Nasal carriage as a source of agr-defective Staphylococcus aureus bacteremia

Abstract

Inactivating mutations in the Staphylococcus aureus virulence regulator agr are associated with worse outcomes in bacteremic patients. However, whether agr dysfunction is primarily a cause or a consequence of early bacteremia is unknown. Analysis of 158 paired S. aureus clones from blood and nasal carriage sites in individual patients revealed that recovery of an agr-defective mutant from blood was usually predicted by the agr functionality of carriage isolates.

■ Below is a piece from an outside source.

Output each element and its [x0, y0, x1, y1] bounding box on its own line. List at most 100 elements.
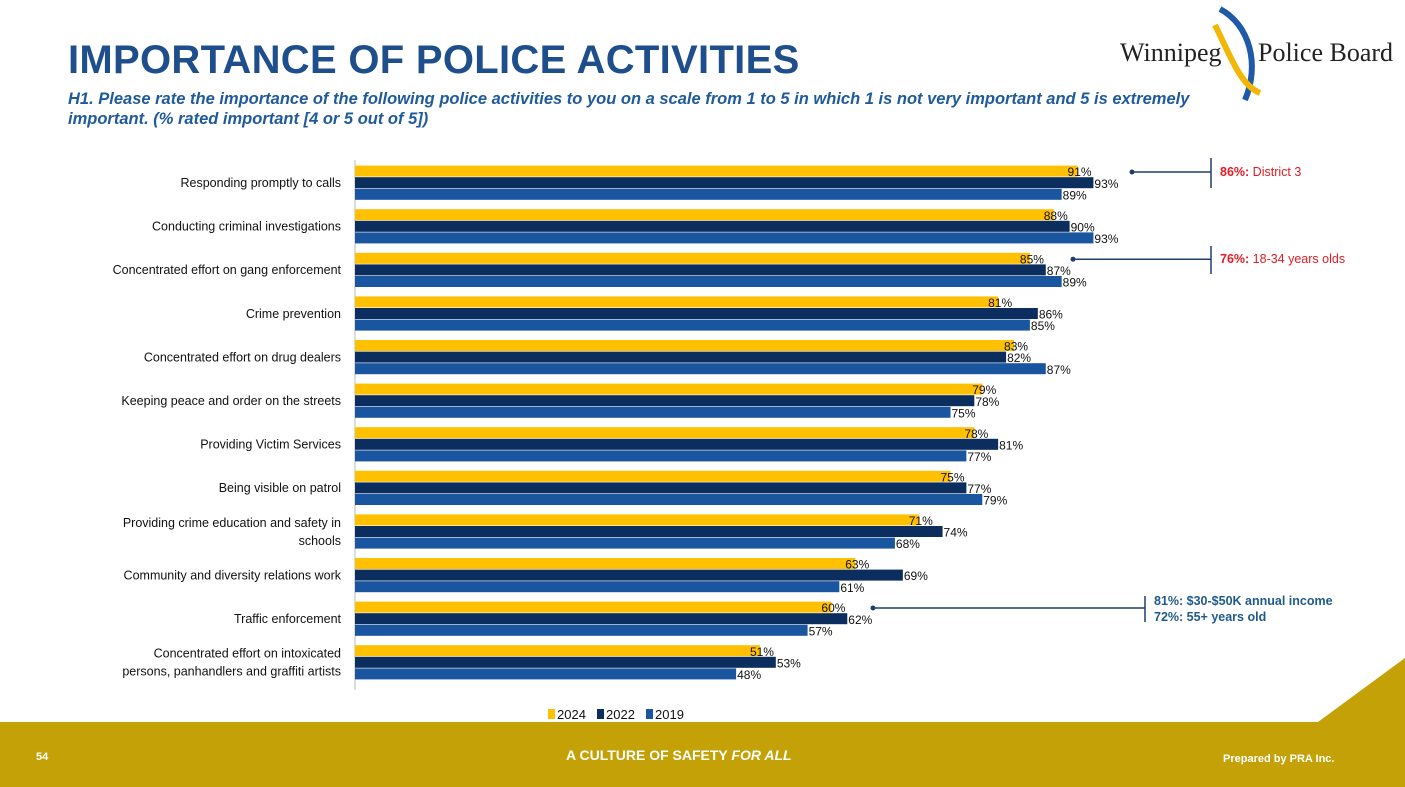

Many agr-positive blood isolates produced low levels of hemolytic toxins, but levels were similar to those of colonizing strains within patients, suggesting that introduction into the blood did not select for mutations with minor functional effects. Evidently, the transition from commensalism to opportunism in S. aureus does not require full virulence in hospitalized patients. Furthermore, agr-defective mutants were found in uninfected nasal carriers in the same proportion as in carriers who develop bacteremia, suggesting low correlation between virulence and infectivity.

Figure 1.

A representative subset of clonal complex 30 strains showing various levels of agr activity. A, Cross-streaking alongside the β-hemolysin producing strain RN4220; differentiation of the various hemolytic activities in Staphylococcus aureus can be scored on sheep blood agar by virtue of their synergism with β-hemolysin. Strain 277, strain 105, and weakly agr-positive reference strain MRSA252 have identical agr sequences, including an AgrC G55R amino acid change that attenuates agr function (Table 2) [23]. Strain 85 has the same G55R amino acid change but is agr defective, likely owing to an additional mutation in agrA (Table 1 and Table 2). B, Exoprotein profiles prepared from culture supernatants analyzed by sodium dodecyl sulfate–polyacrylamide gel electrophoresis. M, protein ladder; MW2 and MW2 Δagr, control strains. C, Relative quantitation of RNAIII by quantitative nucleic acid sequence–based amplification analysis and the time-to-positivity (TTP) ratio (TTP_gyrB/TTP_RNAIII). Data are representative of 3 separate experiments. Dotted line, TTP ratio of 1.10, indicating the cutoff for agr functionality; MW2 and MW2 Δagr, control strains.